Поэтому я признаю, что да, я знаю, какую весть прислал вам викарий, и знания мои не от демонов и не являются частью некого большого плана, придуманного с моим братом Вироне. Я не знала, что сделает предводитель бунтовщиков, когда вся округа будет очищена от войск герцога. И поверьте, не я дала ему совет выслать в столицу ряд достойных и благородных владельцев виноградников и каменных башен, придав им для сопровождения нескольких слуг нашего епископа, чтобы те поручились за их приверженность вере и поистине сыновнее послушание. Что ж, нашего епископа наравне с герцогом беспокоят военные разрушения, непаханые поля, одичавшие виноградники, сожженные мельницы и трактиры, которые никто не хочет брать в аренду, а также задержанные подати и десятина, что с удивительной легкостью утекает в каменистые русла наших дорог, вместо того чтобы добраться до гостеприимной казны епархии. И именно из-за всех этих потерь сердце герцога переполнилось столь искренним желанием мира, что он готов закрыть глаза на несколько еретических чудачеств, висящих на совести моего брата Вироне. Более того, со всей отеческой деликатностью он поможет ему вытравить их в более благоприятные времена. А поскольку, как вы сами читали в различных солидных книгах, хрупкие женские пальчики справляются с этим заданием с большей легкостью, герцог скоро найдет милую, богобоязненную девочку, возможно, даже собственную внебрачную дочь или двоюродную сестру, которая выйдет замуж за моего брата Вироне, дабы укрепить его в истинности веры и примирить его с родом герцога.
Я полагаю, синьор, что наш добрый епископ подготовил весь этот план, наполнивший вас, как я вижу, бесконечной печалью. Он всегда не слишком благоволил монахам в сандалиях, и, когда вы в трудах собирали хворост и разжигали огонь под задами старых баб, он не раз предостерегал вас в проповедях от головорезов и расхитителей курятников.
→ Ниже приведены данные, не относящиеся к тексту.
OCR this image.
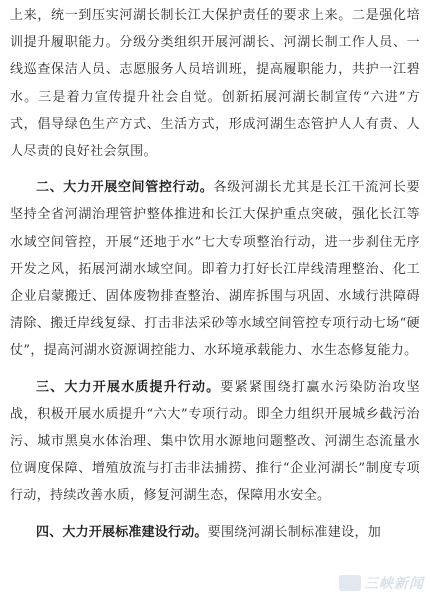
上来，统一到压实河湖长制长江大保护责任的要求上来。二是强化培训提升履职能力。分级分类组织开展河湖长、河湖长制工作人员、一线巡查保洁人员、志愿服务人员培训班，提高履职能力，共护一江碧水。三是着力宣传提升社会自觉。创新拓展河湖长制宣传“六进”方式，倡导绿色生产方式、生活方式，形成河湖生态管护人人有责、人人尽责的良好社会氛围。

二、大力开展空间管控行动。各级河湖长尤其是长江干流河长要坚持全省河湖治理管护整体推进和长江大保护重点突破，强化长江等水域空间管控，开展“还地于水”七大专项整治行动，进一步刹住无序开发之风，拓展河湖水域空间。即着力打好长江岸线清理整治、化工企业启蒙搬迁、固体废物排查整治、湖库拆围与巩固、水域行洪障碍清除、搬迁岸线复绿、打击非法采砂等水域空间管控专项行动七场“硬仗”，提高河湖水资源调控能力、水环境承载能力、水生态修复能力。

三、大力开展水质提升行动。要紧紧围绕打赢水污染防治攻坚战，积极开展水质提升“六大”专项行动。即全力组织开展城乡截污治污、城市黑臭水体治理、集中饮用水源地问题整改、河湖生态流量水位调度保障、增殖放流与打击非法捕捞、推行“企业河湖长”制度专项行动，持续改善水质，修复河湖生态，保障用水安全。

四、大力开展标准建设行动。要围绕河湖长制标准建设，加

三峡新闻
Вероятно, не обошлось в этом деле без совета уважаемого патриарха, ибо с давних пор он ведет с викарием вашего ордена ожесточенный спор, кто из них поднимется выше по ступеням трона и кому из них благоволит наш добрый синьор герцог. А герцог, как вы сами понимаете, безмерно огорчен восстанием моего брата Вироне, но с прошлого лета его еще больше мучает отечность ног, из-за коей его носят в кресле, как старика, и он не может без плача взобраться в собственную постель. Мне говорили, что монахи в сандалиях обещали избавить его от этой боли, обратившись к мощам Рикельмо, вашего пресветлого мученика. Прикладывали к его опухшим членам припарки из пепла этого бедолаги, мало чем в этом отличаясь от сельских бабок, которые поступают точно так же и с прахом черной курицы, ловко зарезанной при молодом месяце и сожженной в печи. К сожалению, прах инквизитора оказался ни на что не годен, так же, как он сам при жизни, или же его заступничество оказалось слишком слабым, ибо при благотворном влиянии мощей отекшие ноги герцога наполнились гноем и открылись старые раны. Таким образом, больной и страдающий герцог в приступе ярости – а доходят вести, что они случаются все чаще – прогнал монахов в сандалиях вместе с их молитвами и святыми, оказавшимися столь же неумелыми, как и сей почтенный трибунал. И нет, не смейте, синьор, говорить о делах герцога с такой вызывающей уверенностью. Ведь благодаря кропотливому чтению показаний придворных и моему собственному свидетельству было установлено вне всякого сомнения, что я провела много времени под крышей графа Дезидерио. А любой двор, о чем вы в своем монашеском невежестве можете и не знать, управляется по одним законам и преисполнен все той же завистью, кознями и интригами.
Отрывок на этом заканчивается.